At a time when COVID-19 lockdowns were keeping people apart, marriage and children provided a built-in community for women, keeping them from feeling entirely alone. Contrary to what appears to be popular belief, marriage and motherhood do not automatically come with depression and angst.

Motherhood, of course, can be incredibly difficult. But the one thing that makes it hard is doing it without a spouse. Wealthier mothers reported more satisfaction than poor mothers, but this isn’t simply an issue of class.

“A staggering 95 percent of rich moms had a husband or partner at home during the pandemic, as did 81 percent of middle-class moms,” Wilcox and Wang write. “But only 55 percent of poor moms had a partner, according to the 2021 Current Population Survey.
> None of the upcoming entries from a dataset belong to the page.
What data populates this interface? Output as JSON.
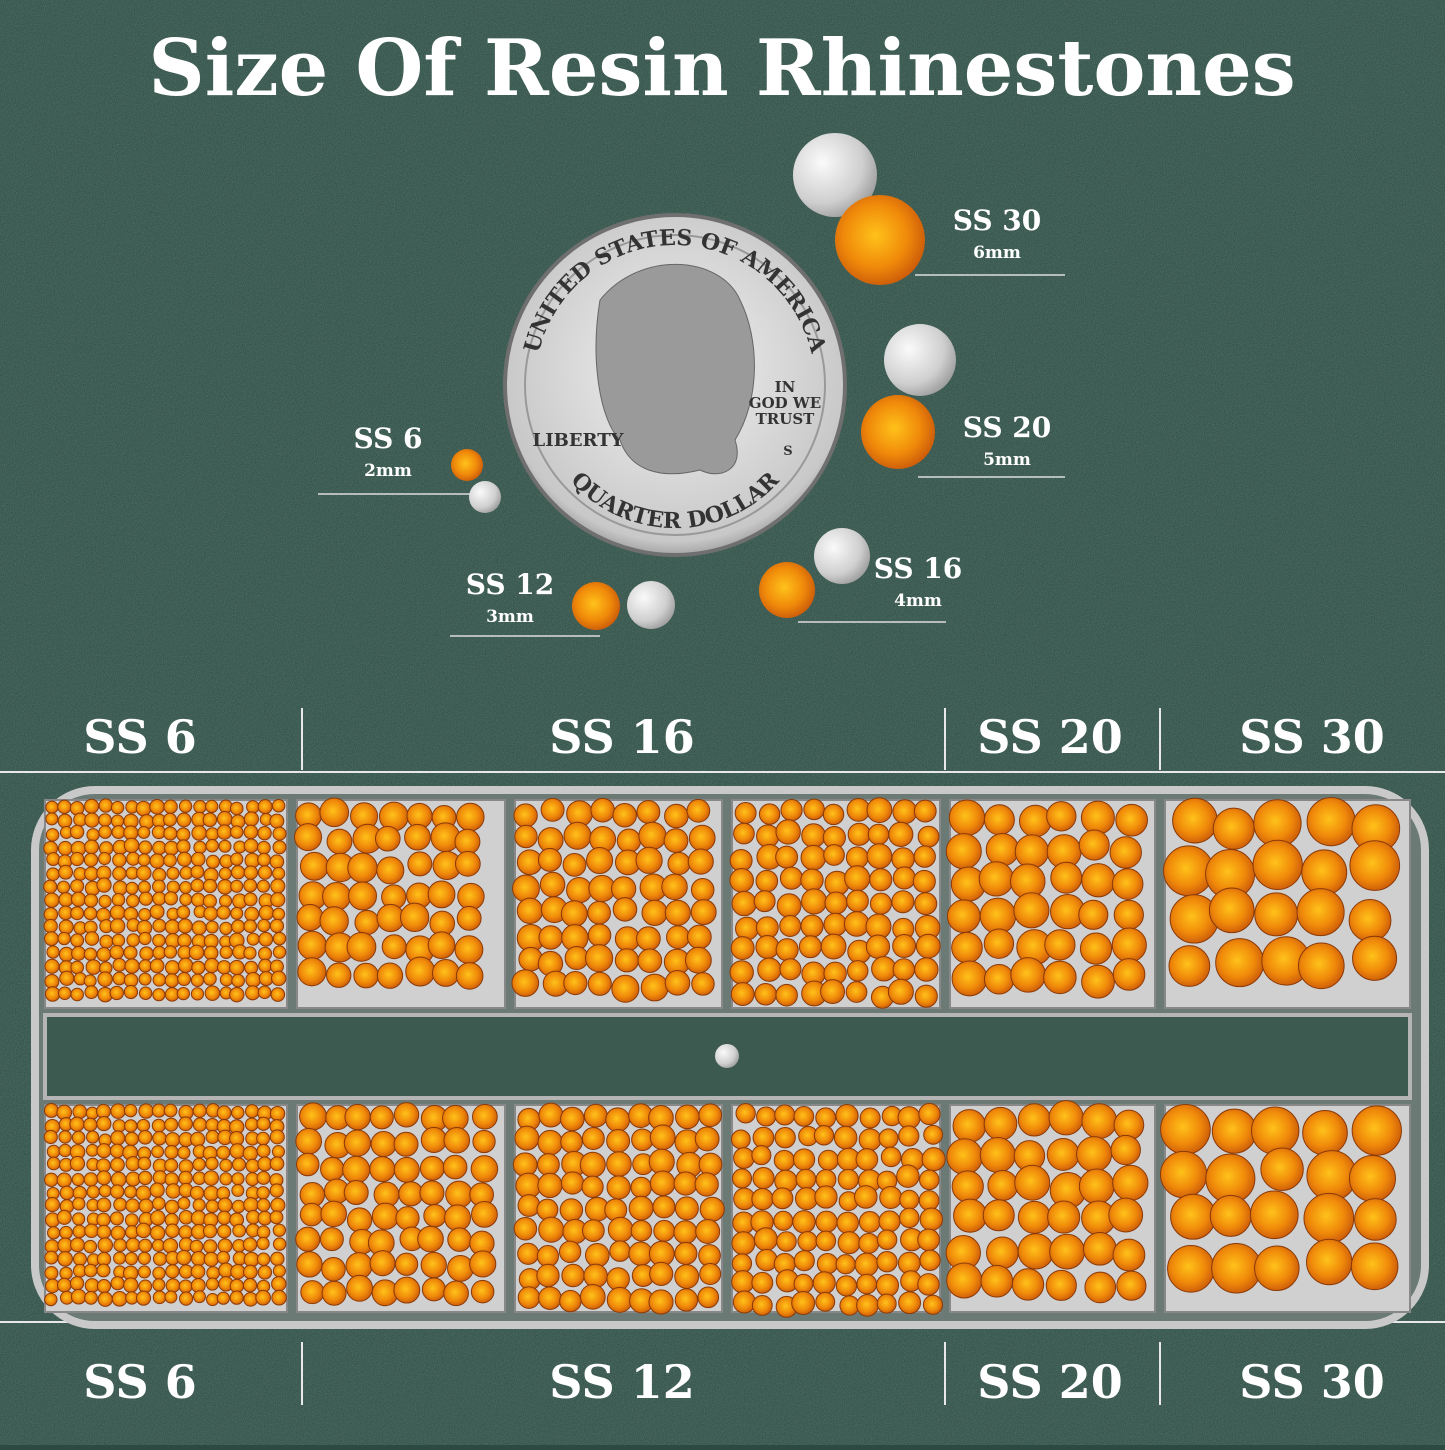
{
  "title": "Size Of Resin Rhinestones",
  "sizes": [
    {
      "label": "SS 30",
      "mm": "6mm"
    },
    {
      "label": "SS 20",
      "mm": "5mm"
    },
    {
      "label": "SS 6",
      "mm": "2mm"
    },
    {
      "label": "SS 16",
      "mm": "4mm"
    },
    {
      "label": "SS 12",
      "mm": "3mm"
    }
  ],
  "coin": {
    "top": "UNITED STATES OF AMERICA",
    "motto": [
      "IN",
      "GOD WE",
      "TRUST"
    ],
    "liberty": "LIBERTY",
    "mint": "S",
    "bottom": "QUARTER DOLLAR"
  },
  "top_row": [
    "SS 6",
    "SS 16",
    "SS 20",
    "SS 30"
  ],
  "bottom_row": [
    "SS 6",
    "SS 12",
    "SS 20",
    "SS 30"
  ]
}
And despite all the media coverage discounting or minimizing the importance of marriage during COVID, mothers with partners were generally happier: In 2020, 75 percent of married mothers were somewhat or completely satisfied with their lives versus 58 percent of their unmarried peers.”

What all this means is that given the choice between marriage and motherhood versus a single, child-free life, women should not be so quick to listen to the doomsday headlines. Highs and lows are a part of life, and while motherhood may induce more stress, it also brings more joy.